BOURBONNAIS — The Bears couldn’t make it through move-in day at Olivet Nazarene University without an injury problem.
By 10:30 p.m. Wednesday, the team had announced that linebacker Pernell McPhee would start the season on the physically unable to perform list. By noon Thursday, coach John Fox was back in familiar waters, trying to explain an injury — and its consequences — on the first day of training camp.
McPhee hadn’t made it through his physical on Wednesday, complaining of knee pain. Fox said team doctors “found a little irregularity” in his right knee, which is not the same knee that caused McPhee to start last year’s training camp on the PUP list.
Fox, as usual, eschewed timelines.
“It could be a day or it could be a week” or even longer before McPhee could return, Fox said. “I hate to get into that hypothetical stuff. We did that a couple years ago, and it kind of bit us.”
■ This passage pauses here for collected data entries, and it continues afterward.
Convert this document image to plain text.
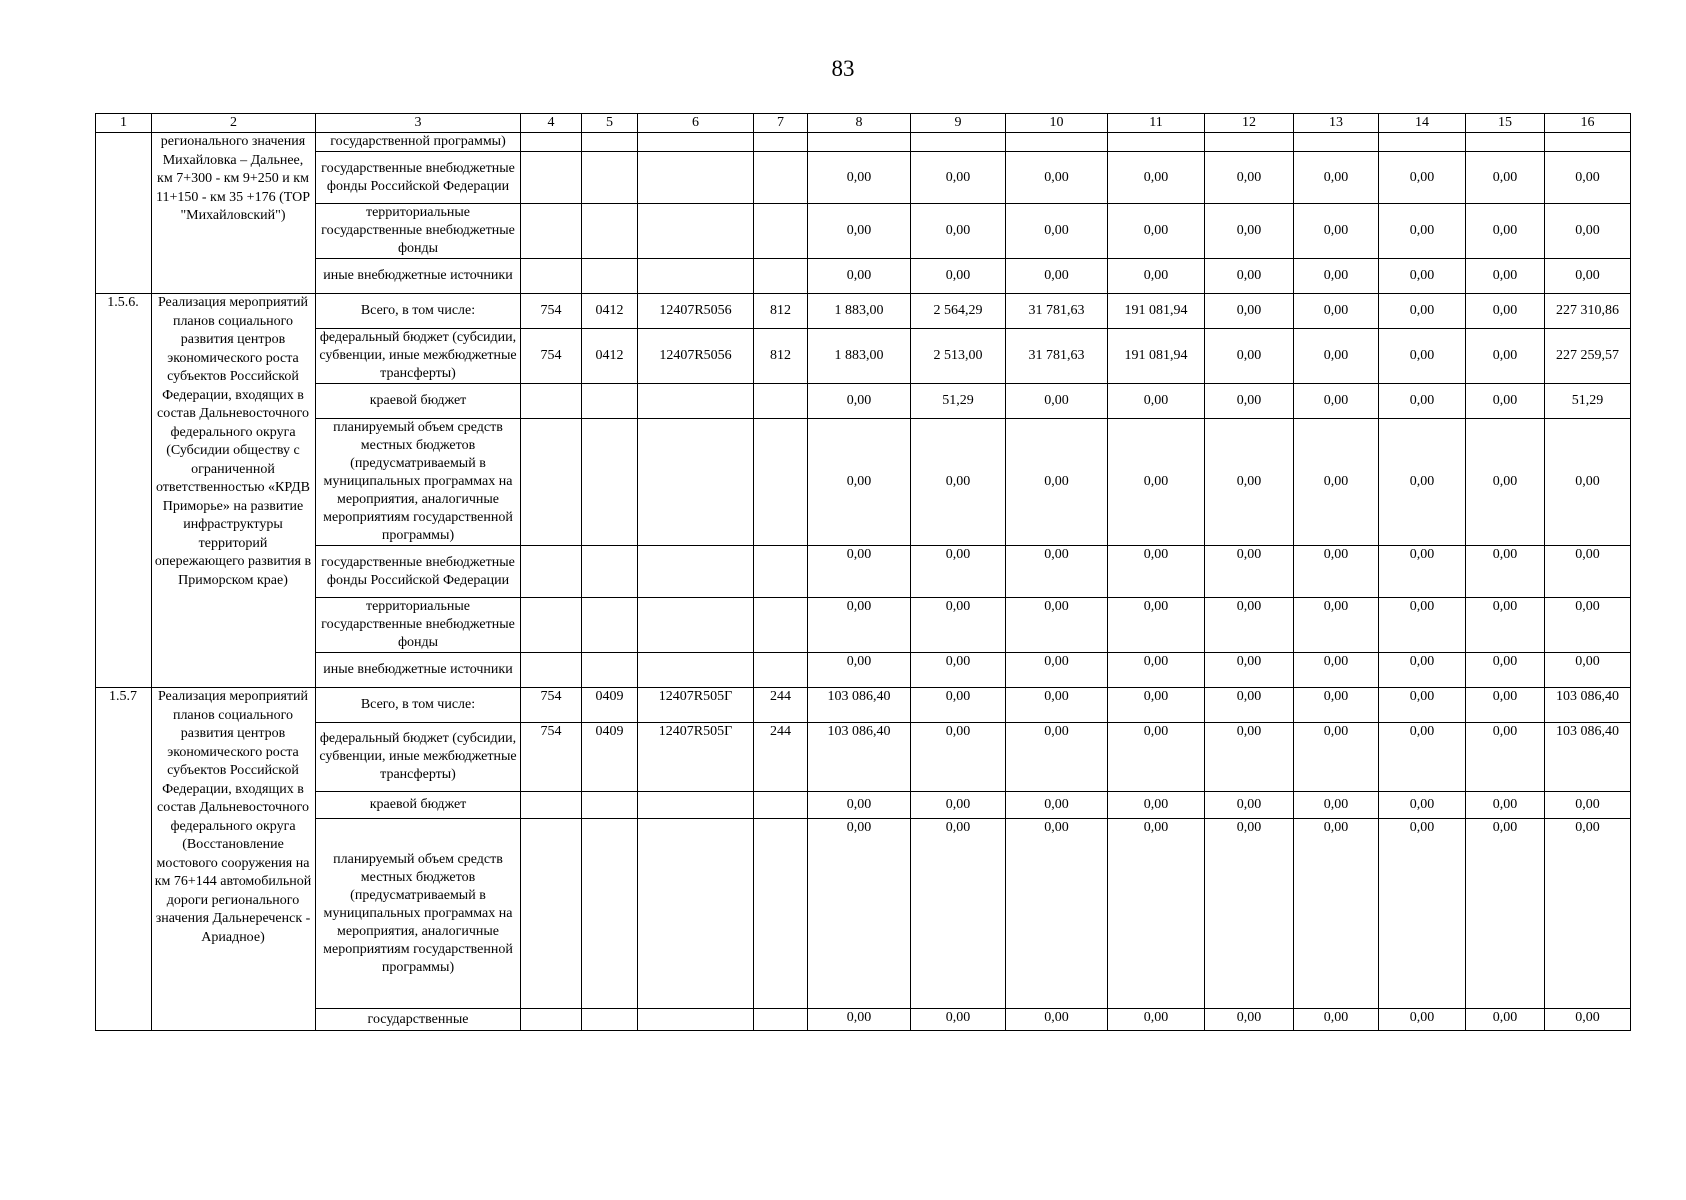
83
1	2	3	4	5	6	7	8	9	10	11	12	13	14	15	16
	регионального значения Михайловка – Дальнее, км 7+300 - км 9+250 и км 11+150 - км 35 +176 (ТОР "Михайловский")	государственной программы)													
		государственные внебюджетные фонды Российской Федерации					0,00	0,00	0,00	0,00	0,00	0,00	0,00	0,00	0,00
		территориальные государственные внебюджетные фонды					0,00	0,00	0,00	0,00	0,00	0,00	0,00	0,00	0,00
		иные внебюджетные источники					0,00	0,00	0,00	0,00	0,00	0,00	0,00	0,00	0,00
1.5.6.	Реализация мероприятий планов социального развития центров экономического роста субъектов Российской Федерации, входящих в состав Дальневосточного федерального округа (Субсидии обществу с ограниченной ответственностью «КРДВ Приморье» на развитие инфраструктуры территорий опережающего развития в Приморском крае)	Всего, в том числе:	754	0412	12407R5056	812	1 883,00	2 564,29	31 781,63	191 081,94	0,00	0,00	0,00	0,00	227 310,86
		федеральный бюджет (субсидии, субвенции, иные межбюджетные трансферты)	754	0412	12407R5056	812	1 883,00	2 513,00	31 781,63	191 081,94	0,00	0,00	0,00	0,00	227 259,57
		краевой бюджет					0,00	51,29	0,00	0,00	0,00	0,00	0,00	0,00	51,29
		планируемый объем средств местных бюджетов (предусматриваемый в муниципальных программах на мероприятия, аналогичные мероприятиям государственной программы)					0,00	0,00	0,00	0,00	0,00	0,00	0,00	0,00	0,00
		государственные внебюджетные фонды Российской Федерации					0,00	0,00	0,00	0,00	0,00	0,00	0,00	0,00	0,00
		территориальные государственные внебюджетные фонды					0,00	0,00	0,00	0,00	0,00	0,00	0,00	0,00	0,00
		иные внебюджетные источники					0,00	0,00	0,00	0,00	0,00	0,00	0,00	0,00	0,00
1.5.7	Реализация мероприятий планов социального развития центров экономического роста субъектов Российской Федерации, входящих в состав Дальневосточного федерального округа (Восстановление мостового сооружения на км 76+144 автомобильной дороги регионального значения Дальнереченск - Ариадное)	Всего, в том числе:	754	0409	12407R505Г	244	103 086,40	0,00	0,00	0,00	0,00	0,00	0,00	0,00	103 086,40
		федеральный бюджет (субсидии, субвенции, иные межбюджетные трансферты)	754	0409	12407R505Г	244	103 086,40	0,00	0,00	0,00	0,00	0,00	0,00	0,00	103 086,40
		краевой бюджет					0,00	0,00	0,00	0,00	0,00	0,00	0,00	0,00	0,00
		планируемый объем средств местных бюджетов (предусматриваемый в муниципальных программах на мероприятия, аналогичные мероприятиям государственной программы)					0,00	0,00	0,00	0,00	0,00	0,00	0,00	0,00	0,00
		государственные					0,00	0,00	0,00	0,00	0,00	0,00	0,00	0,00	0,00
In that moment, Fox showed a self-awareness that hasn’t always been on display. At training camp two years ago, his first with the Bears, he continually referred to wide receiver Kevin White as “day-to-day” — until the Bears announced he’d need surgery and was likely out for the season. Some decided, in that moment, that Fox had willingly lied about injuries. It strained his relationships with reporters and some fans before the Bears had even played a preseason game.
With 19 Bears finishing last season on injured reserve, Fox has plenty of practice in answering injury questions. But he hopes he won’t have to as often this year. The Bears were confident they’d dodged some bullets Wednesday when guard Kyle Long (surgery, right ankle), linebacker Danny Trevathan (ruptured patellar tendon, right knee) and tight end Zach Miller (surgery, right foot) all emerged from their physicals ready to practice. They were limited Thursday — but even that is considered a success. Fox has players in different phases of recovery, all with the goal of being healthy for the season opener Sept. 10 against the Atlanta Falcons at Soldier Field.
Cornerback Marcus Cooper is another of these players; he was limited after still feeling the effects of a hamstring problem that began during OTAs.
“This is kind of a silly analogy, but I liken it to going around a NASCAR track,” Fox said when asked about Long, who officially flipped from right guard to left in the moments he was on the field. “You don’t want to go real slow and putz around all the time. You want to get a little faster each lap without wrecking. So that’s kind of the deal we’re on with him.”
McPhee, on the other hand, sputtered before the flag was dropped. He had lost 10 pounds between January and April to take pressure off his knees, bringing his total weight loss to about 25 pounds since the end of 2015.
Trevathan, who trained with McPhee in Pensacola Beach, Florida, this offseason, said McPhee has the right attitude to bounce back.
“He’s a guy, he’s going to push through whatever,” Trevathan said. “If something’s not right with him, he’s going to let you know. He’s going to work to get better. That’s the type of leader he is, the type of person he is. That’s why I came here — because I know what type of team this team is, and the team it can be, with the attitude, and carry it over to the field.”
Making it to the field, though, just got more complicated.
“I think mentally, he’s fine,” Fox said of McPhee, who is still on campus. “He’s still confident. Now it’s just about getting him healthy.”
The Bears had other, minor injury issues Thursday. Nose tackle Eddie Goldman and safety Deon Bush didn’t practice because they became dehydrated and couldn’t finish the conditioning test the night before, Fox said.
Fox sounded surprised by Goldman’s conditioning; he had reported at a relatively svelte 315 pounds.
“I think he’s in really good shape,” Fox said. “I don’t know what climate he’s been training in over the last five weeks.”
Both Goldman and Bush will participate in a light practice Friday that will be closed to the public. The Bears made such schedule changes with a nod toward health; they won’t wear pads more than two days at any point during this year’s camp.
Trevathan, whose recovery is ahead of schedule, said his rehab started with his head.
“Your mind can defeat you,” he said. “As soon as you start having doubts, that’s when you start going backward. That’s not the type of person I am. That’s not the type of person I want to be. That’s not the type of person I want people to be around in this environment.”